Both Sam and Ariel go up in flames the first time they meet, but neither of them is willing to admit it. Ariel is dating Sam’s younger brother, and he’s 12 years older than she is. But their attraction can’t be denied, so Ariel breaks up with Paul, and goes after Sam. She gets involved in a sting operation he’s a part of, and when he’s injured as a result, offers to take him home and propositions him. Sam is stunned to realize that the petite blonde virgin is the wild and crazy sexual partner he’s always wanted, and Ariel falls even more in love with the handsome, hardbodied man she’s dreamed of for so long. But Sam’s family and his continuing undercover work add complications for this pair that aren’t as mismatched as they might seem to be at first glance.
This brief novella spotlights two attractive characters who can’t keep their hands and thoughts off each other, and the majority of the action takes place when one or both of them are naked. Sam’s edict, “My house, my rules,” seems unnecessarily chauvinistic, but Ariel is willing to do anything to get her man. “My House, My Rules” is one of Lori Foster’s slighter efforts, not equal to her other contributions to the Bad Boys series.
With a title like “Going Down,” Donna Kauffman’s contribution has to be yet another version of the old strangers-stuck-in-the-elevator-overnight story. This time it’s newly hired, loyal and insecure personal assistant Callie Montgomery who’s in the elevator with a gorgeous, sexy, powerful Brit, Dominic Colbourne, nicknamed The Panther. Callie stays late after Dominic’s meeting with her boss, so he can finish a call to Hong Kong. They’re about halfway down to the ground when the elevator stops and the lights go off. It’s easier to share intimacies in the dark, and Callie finds herself sharing her story of a cheating husband, a divorce, and as a result, a total lack of confidence in herself and her ability to please a man.
Dominic is an all work and no play kind of guy, but he finds himself strongly attracted to this woman who calls herself invisible, and when he challenges her to ask for what she wants from a man, from him, the darkness gets very hot indeed, because it turns out that Callie is more than up to the challenge.
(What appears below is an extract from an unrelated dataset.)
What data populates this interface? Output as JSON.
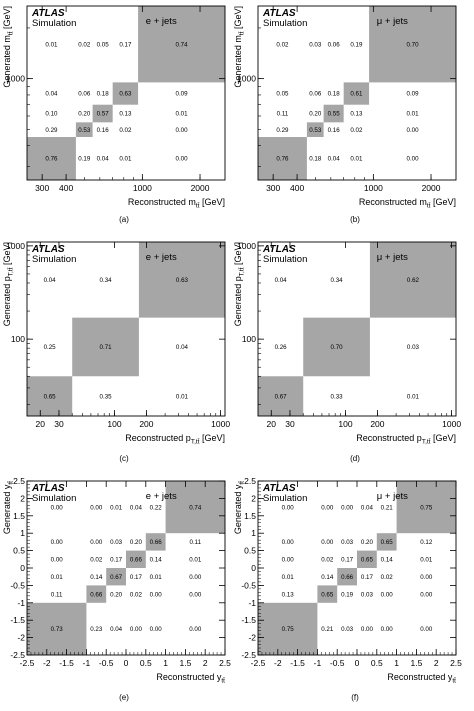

But hot elevator sex doesn’t last more than one night, and the next morning both Dominic and Callie have to face daylight, real life, and their questions about what their night together means for the future.
Dominic is the buttoned-down executive who shows his sexy side to Callie and encourages her to ask for what she wants, and they both get more than they expected. The sex is steamy hot, the situation is erotic and Kauffman’s writing makes you long for your own power failure at just the appropriate moment. But even better than the sex is the portrait of two people who decide to risk looking foolish to get a chance at happiness.
Gertie heaves the tree limb across the road just as soon as she hears the snarl of the motorcycle, then watches as the bike and its rider hurtle into the air, landing face first in her garden. Bikers are the bane of Gertie’s existence. Her niece Nell kneels over the handsome, longhaired gang member, afraid he’s dead. But as she starts CPR on him, the corpse suddenly sticks its tongue in her mouth, and a hand grabs the back of her head for a long, hot kiss. When she pulls free, the biker winks at her and passes out again.
When he wakes up again, the biker doesn’t remember a thing about his life before the crash, other than his hottie girlfriend, Nell. The doctor advises Nell to keep the charade going until his memory returns, and once she realizes that the stranger is her every sexual fantasy come true, Nell isn’t about to say anything to him except “Yes, Yes, YES!” And of course, the biker isn’t really a bad boy, but a good guy working undercover in the biker gang, although it’s the undercover work with Nell he really enjoys.
The plot is predictable from beginning to end, but the three central characters are engaging and their interactions amusing. But it’s the hot sexual connection between the good girl and the bad boy that makes “A Fast Ride,” by Nancy Warren worth reading, and maybe worth reading twice.